The average Dutch university student knows about 45.000 words. This lexicon is can also be characterized by the relationships between these words. One way of doing this is by using the metaphor of a semantic associative network. Our aim is to collect data for word associations to study the property of human semantic knowledge. We use a snow balling approach to gradually expand the set of cues. We will gather data from 100 persons for each cue. When all this data is collected, we select the most frequent association responses that are not yet in our set, and present them as cue in a second round.
This project is part of our research into semantic networks and concept representation at the Research Group on Concepts and Categories in Leuven, Belgium in collaboration with Prof. Gert Storms. There's also a Dutch text that gives a general overview of the word association project. Originally, this project started in 2003 with the collection of associations for a set of 400 concrete concepts (see Ruts et al., 2004 for a description). Gradually this set was expanded over the years to a stimulus set of about 1.400 words. The results at this point were reported in De Deyne and Storms (2008). We hope to make the latest version of the dataset available to other scientists in the beginning of 2010.
Participants. At the end of September 2010, a total of 58.335 persons participated in the study.
Some participant statistics are shown below. These graphs show that most participants were young, which is not surprising since many of them were university students. In addition, the majority of the volunteers was female and came from the Flemish speaking part of Belgium.

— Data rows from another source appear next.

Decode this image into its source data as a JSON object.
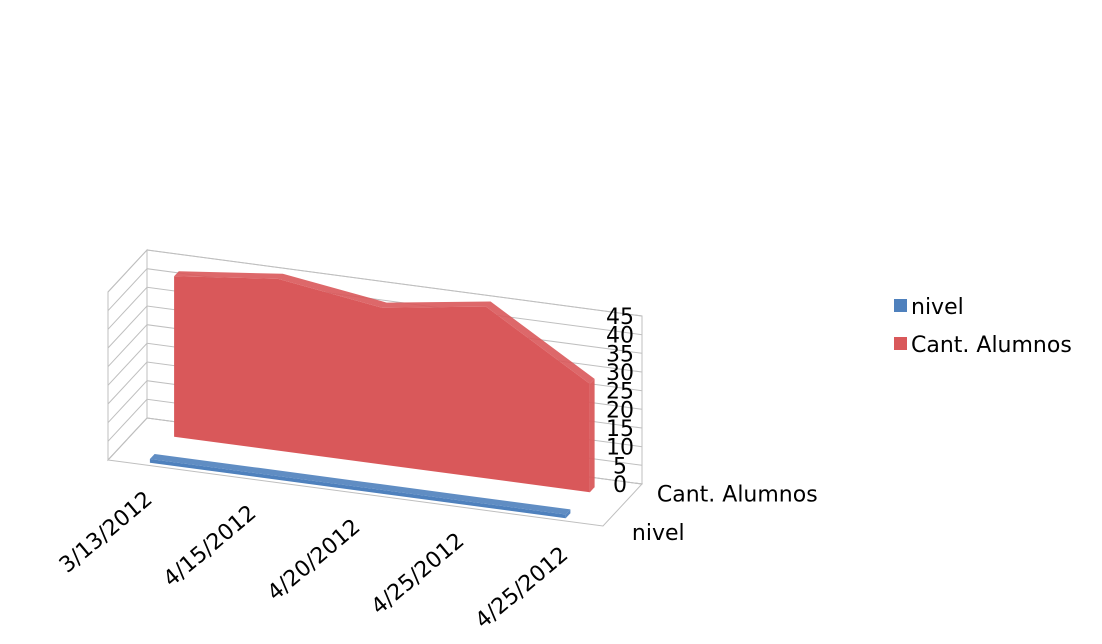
{
  "chart_data": {
    "type": "area",
    "view": "3d",
    "categories": [
      "3/13/2012",
      "4/15/2012",
      "4/20/2012",
      "4/25/2012",
      "4/25/2012"
    ],
    "series": [
      {
        "name": "nivel",
        "values": [
          1,
          1,
          1,
          1,
          1
        ],
        "color": "#4f81bd"
      },
      {
        "name": "Cant. Alumnos",
        "values": [
          43,
          46,
          42,
          46,
          29
        ],
        "color": "#d9585a"
      }
    ],
    "depth_labels": [
      "Cant. Alumnos",
      "nivel"
    ],
    "ylim": [
      0,
      45
    ],
    "yticks": [
      0,
      5,
      10,
      15,
      20,
      25,
      30,
      35,
      40,
      45
    ],
    "grid": true,
    "legend_position": "right",
    "title": "",
    "xlabel": "",
    "ylabel": ""
  }
}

Evolving Networks. The core assumption of distributional approaches to lexico-semantics considers the meaning of a word to be shaped by the way it is used in language. This would imply that the meaning of words and the way we use them changes during the course of our life. Word associations can be used to unravel how this meaning changes over time. This can be done by comparing the association association responses in young and older participants.

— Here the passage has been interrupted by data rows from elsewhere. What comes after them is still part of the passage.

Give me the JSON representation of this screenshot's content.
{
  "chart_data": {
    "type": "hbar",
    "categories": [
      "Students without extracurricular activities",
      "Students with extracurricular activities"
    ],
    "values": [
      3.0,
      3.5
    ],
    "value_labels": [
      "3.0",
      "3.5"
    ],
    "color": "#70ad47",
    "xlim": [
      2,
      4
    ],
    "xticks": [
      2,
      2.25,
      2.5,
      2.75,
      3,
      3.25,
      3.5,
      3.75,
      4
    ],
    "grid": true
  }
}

Small World Networks. Word associations also offer us a method to investigate how our memory works in general. When word associations are represented in networks we notice that not any two words are related by coincedence. Instead, this network shows a specific topology similar to other growing networks. These networks are referred to as small world networks because any two nodes in the network are separated by a small number of steps. Just like social networks where two arbitrary persons are only a few handshakes away, two random words in the association network are on average separated by 4 associations. Such a network structure might be an explanation why some words are retrieved quite easily, while others require more effort.
Missing Links When people generate associations, there are occasions where a certain responses are generated by almost all participants. When presented the word rose, most people will respond red. It is however likely that the semantic network around rose contains other information as well. The goal of predicting missing link is to find which weak links are lacking from the network and investigate the role of these weak links.
Cross-Cultural Comparisons. Finally, we are also interested in studying wordassociations in different cultures. These studies allow us to compare what words are central in other languages, where two languages converge or differ. One of the topics of interest is comparing how the meaning of certain responses differ for Dutch speakers of Flanders with the corresponding responses for Dutch speakers from the Netherlands.
The word associations are currently used as part of the Dutch Womima association website. It allows you to explore personal association networks in a unique way and offers many different types of visualizations.
The results reported in De Deyne and Storms (2008a) are available for download. The comma-separated text files contain wordassociation data for 1424 stimuli words and were collected between 2003 and 2006. For each cue, a total of at least 83 participants generated three different associations.